Part D of Medicare is supplemental medical insurance for prescription drugs associated with a health insurance plan, which you must register to pay an additional fee. Unfortunately, even if you pay extra premiums, like many health plans, there may be out-of-pocket payments, deductibles, and co-payments. One of the most frequently discussed aspects is the "doughnut hole."


What is the donut hole in prescription drug insurance?

Donut Hole is the insurance gap in the Medicare Plan D prescription drug program. Here, your insurance coverage is limited. You can buy prescription drugs yourself before you reach the limit of the gap. Once you and your plan spend $3,700 to buy the insured drug; define the sum of your deductible and co-payments paid for your plan, then you will fall into a so-called donut hole or insurance gap. Compared with the $2,830 in 2010 before the health care reform, the amount in 2017 was $3,700. The amount varies from year to year.


How does donut hole work in Medicare Part D insurance?


The coverage of Part D of Medicare provides you with coverage that reaches the specified limits. Its work is divided into three phases. First, you pay 100% until you reach your plan deductible. Then, once you pay for your prescription, after deducting your policy, you pay a certain percentage of the prescription drug fee, and the medical insurance pays the rest. Once the total cost of prescription drugs reaches $3,700, you are in the gap of donut coverage. If you and your plan premium never reached $3,700, then you won't be playing a donut hole.


If you run into a donut hole, you have to pay a higher percentage of prescription drugs until you reach the maximum pocket money limit. In 2017, the prescription drug fee limit is $4,950. Once you reach this limit, you can walk out of the donut hole and enter the catastrophic coverage we explain below. But before we arrive, let's discuss the discount, how the premium works, and how much is included in the limit.


Do you continue to pay insurance premiums within the insurance coverage?


Yes, you have to pay your premium even if you reach the gap in insurance coverage. Insurance premiums should be paid throughout the insurance period. In the donut hole does not mean that you are not covered by insurance, it means that you have reached the limit in the insurance contract, and now you are required to pay until you reach the $4,950 limit. You must pay a monthly premium for the entire insurance period or insurance year. The premium you pay is not included in the out-of-pocket limit.

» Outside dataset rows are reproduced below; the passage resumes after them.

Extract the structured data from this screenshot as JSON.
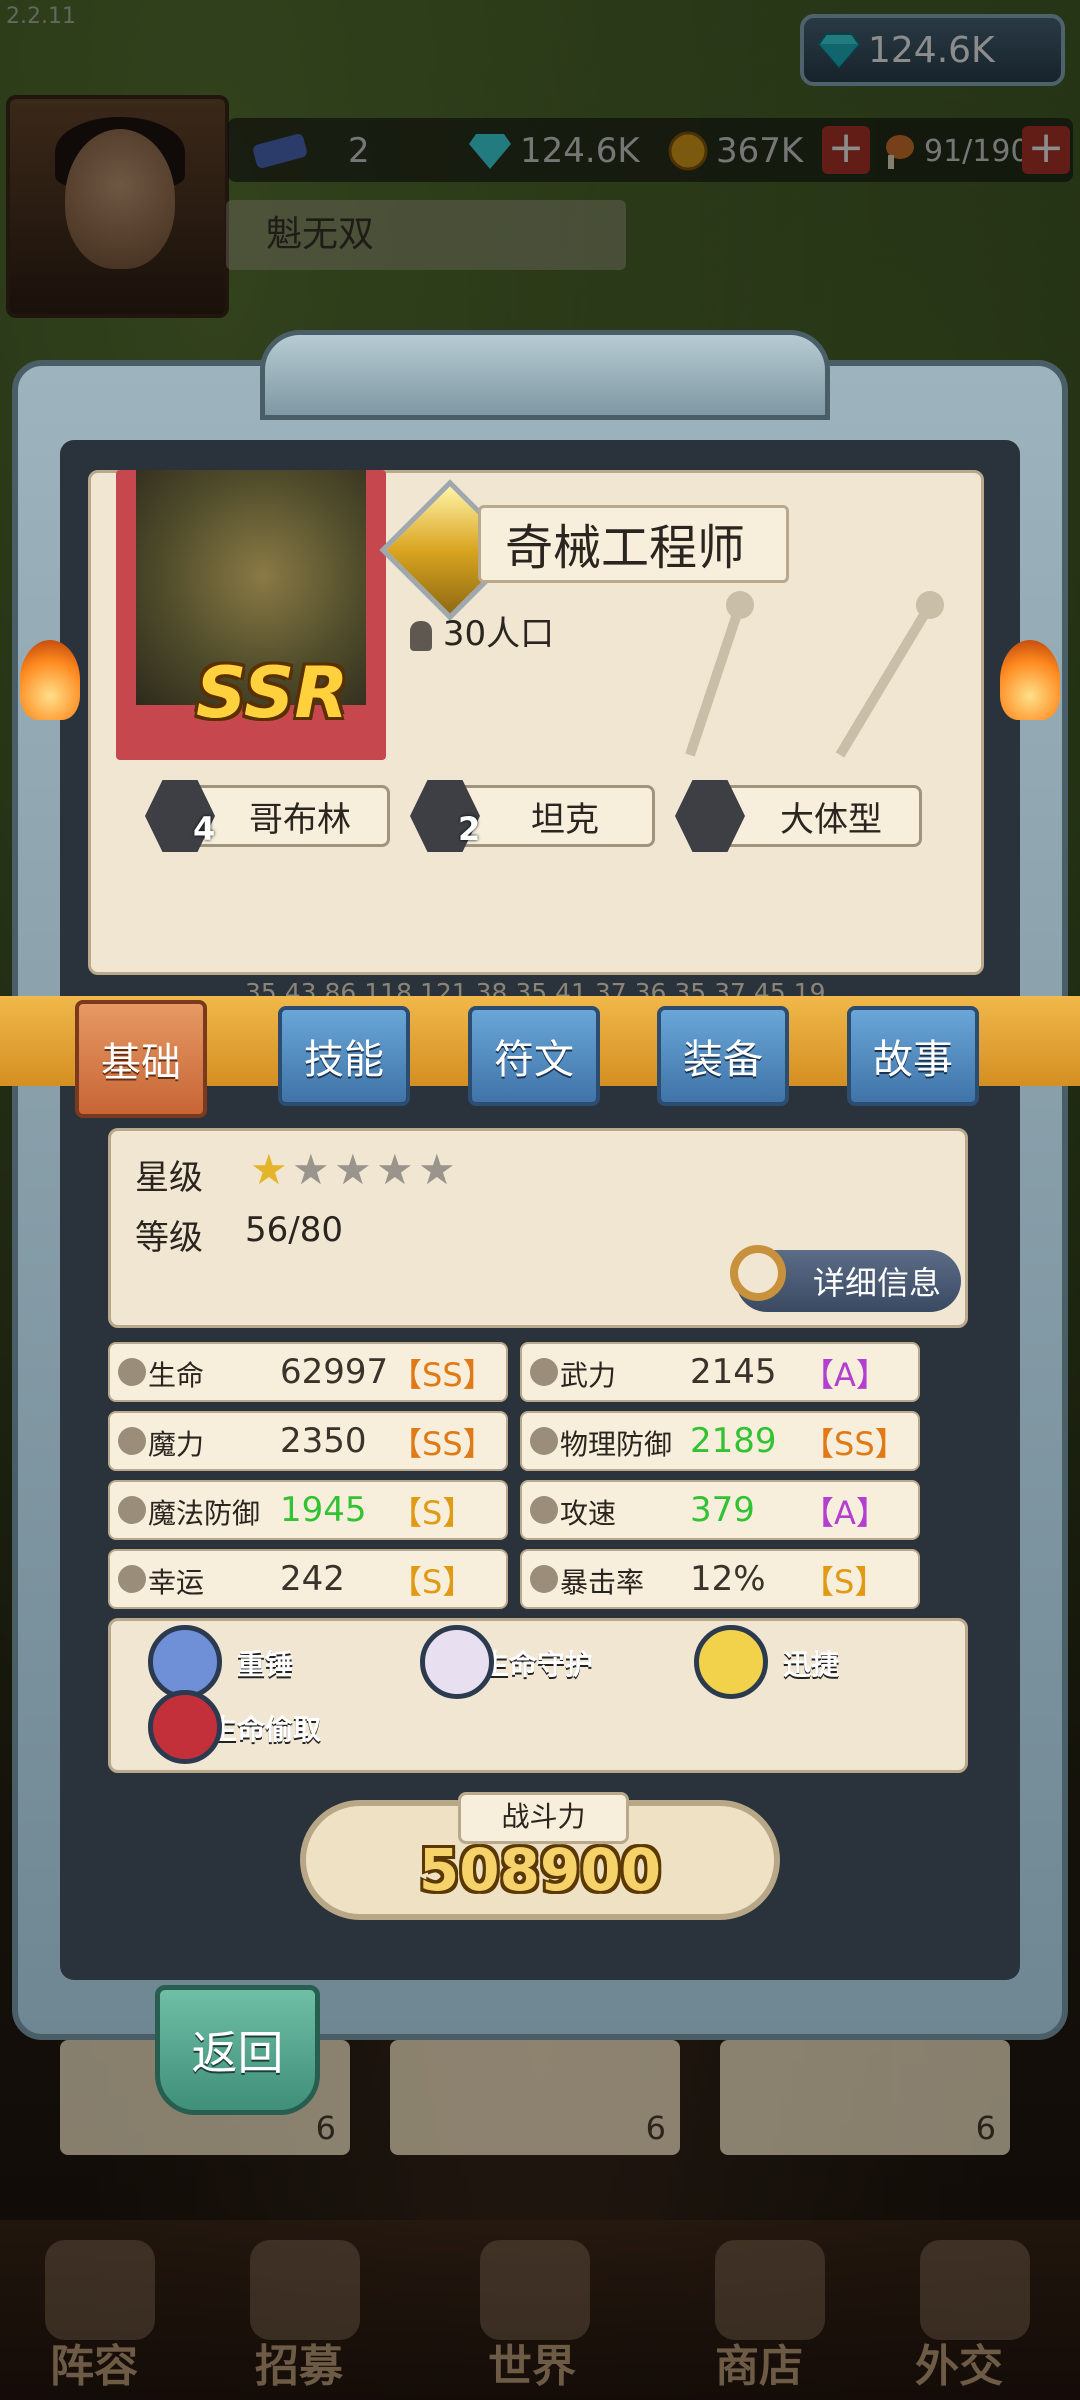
{
  "version": "2.2.11",
  "top_currency": {
    "gem": "124.6K",
    "icon": "diamond-icon"
  },
  "resources": {
    "ticket": "2",
    "gems": "124.6K",
    "gold": "367K",
    "food": "91/190"
  },
  "player_name": "魁无双",
  "hero": {
    "rarity": "SSR",
    "name": "奇械工程师",
    "population": "30人口",
    "tags": [
      {
        "label": "哥布林",
        "num": "4"
      },
      {
        "label": "坦克",
        "num": "2"
      },
      {
        "label": "大体型",
        "num": ""
      }
    ],
    "debug_strip": "35,43,86,118,121,38,35,41,37,36,35,37,45,19"
  },
  "tabs": [
    "基础",
    "技能",
    "符文",
    "装备",
    "故事"
  ],
  "basic": {
    "star_label": "星级",
    "stars_filled": 1,
    "stars_total": 5,
    "level_label": "等级",
    "level": "56/80",
    "detail_button": "详细信息"
  },
  "stats": [
    {
      "name": "生命",
      "value": "62997",
      "grade": "【SS】",
      "value_color": "#3a332b",
      "grade_color": "#e07a16"
    },
    {
      "name": "武力",
      "value": "2145",
      "grade": "【A】",
      "value_color": "#3a332b",
      "grade_color": "#b23fd0"
    },
    {
      "name": "魔力",
      "value": "2350",
      "grade": "【SS】",
      "value_color": "#3a332b",
      "grade_color": "#e07a16"
    },
    {
      "name": "物理防御",
      "value": "2189",
      "grade": "【SS】",
      "value_color": "#33c233",
      "grade_color": "#e07a16"
    },
    {
      "name": "魔法防御",
      "value": "1945",
      "grade": "【S】",
      "value_color": "#33c233",
      "grade_color": "#e09a16"
    },
    {
      "name": "攻速",
      "value": "379",
      "grade": "【A】",
      "value_color": "#33c233",
      "grade_color": "#b23fd0"
    },
    {
      "name": "幸运",
      "value": "242",
      "grade": "【S】",
      "value_color": "#3a332b",
      "grade_color": "#e09a16"
    },
    {
      "name": "暴击率",
      "value": "12%",
      "grade": "【S】",
      "value_color": "#3a332b",
      "grade_color": "#e09a16"
    }
  ],
  "skills": [
    {
      "label": "重锤",
      "color": "#4a86d8"
    },
    {
      "label": "生命守护",
      "color": "#3f76c7"
    },
    {
      "label": "迅捷",
      "color": "#d9b41d"
    },
    {
      "label": "生命偷取",
      "color": "#a63fc5"
    }
  ],
  "power": {
    "label": "战斗力",
    "value": "508900"
  },
  "back_button": "返回",
  "behind_cards": [
    {
      "count": "6"
    },
    {
      "count": "6"
    },
    {
      "count": "6"
    }
  ],
  "nav": [
    "阵容",
    "招募",
    "世界",
    "商店",
    "外交"
  ]
}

What is the number of doughnut holes or gaps in the gap?


According to medicare.gov, the following items will be included in the coverage gap:

Deductible
Co-insurance
Co-payment
Discount of famous drugs
The amount of the insured drug you buy from your own pocket.


For example, the cost of a drug paid for by a third party, such as a friend, family member, or charity. The following conditions are not counted:

The premium you paid
The amount of uninsured drugs you buy from your own pocket
Purchase drugs outside your coverage network without approval
The value of a free drug, such as a sample obtained free from your doctor
The cost of purchasing medicines from abroad may not be included.


Is the coverage of branded drugs and generic drugs different?


It's important to pay attention to the differences between generic and brand name prescriptions, as well as the reasons for the catastrophic coverage of out-of-pocket expenses.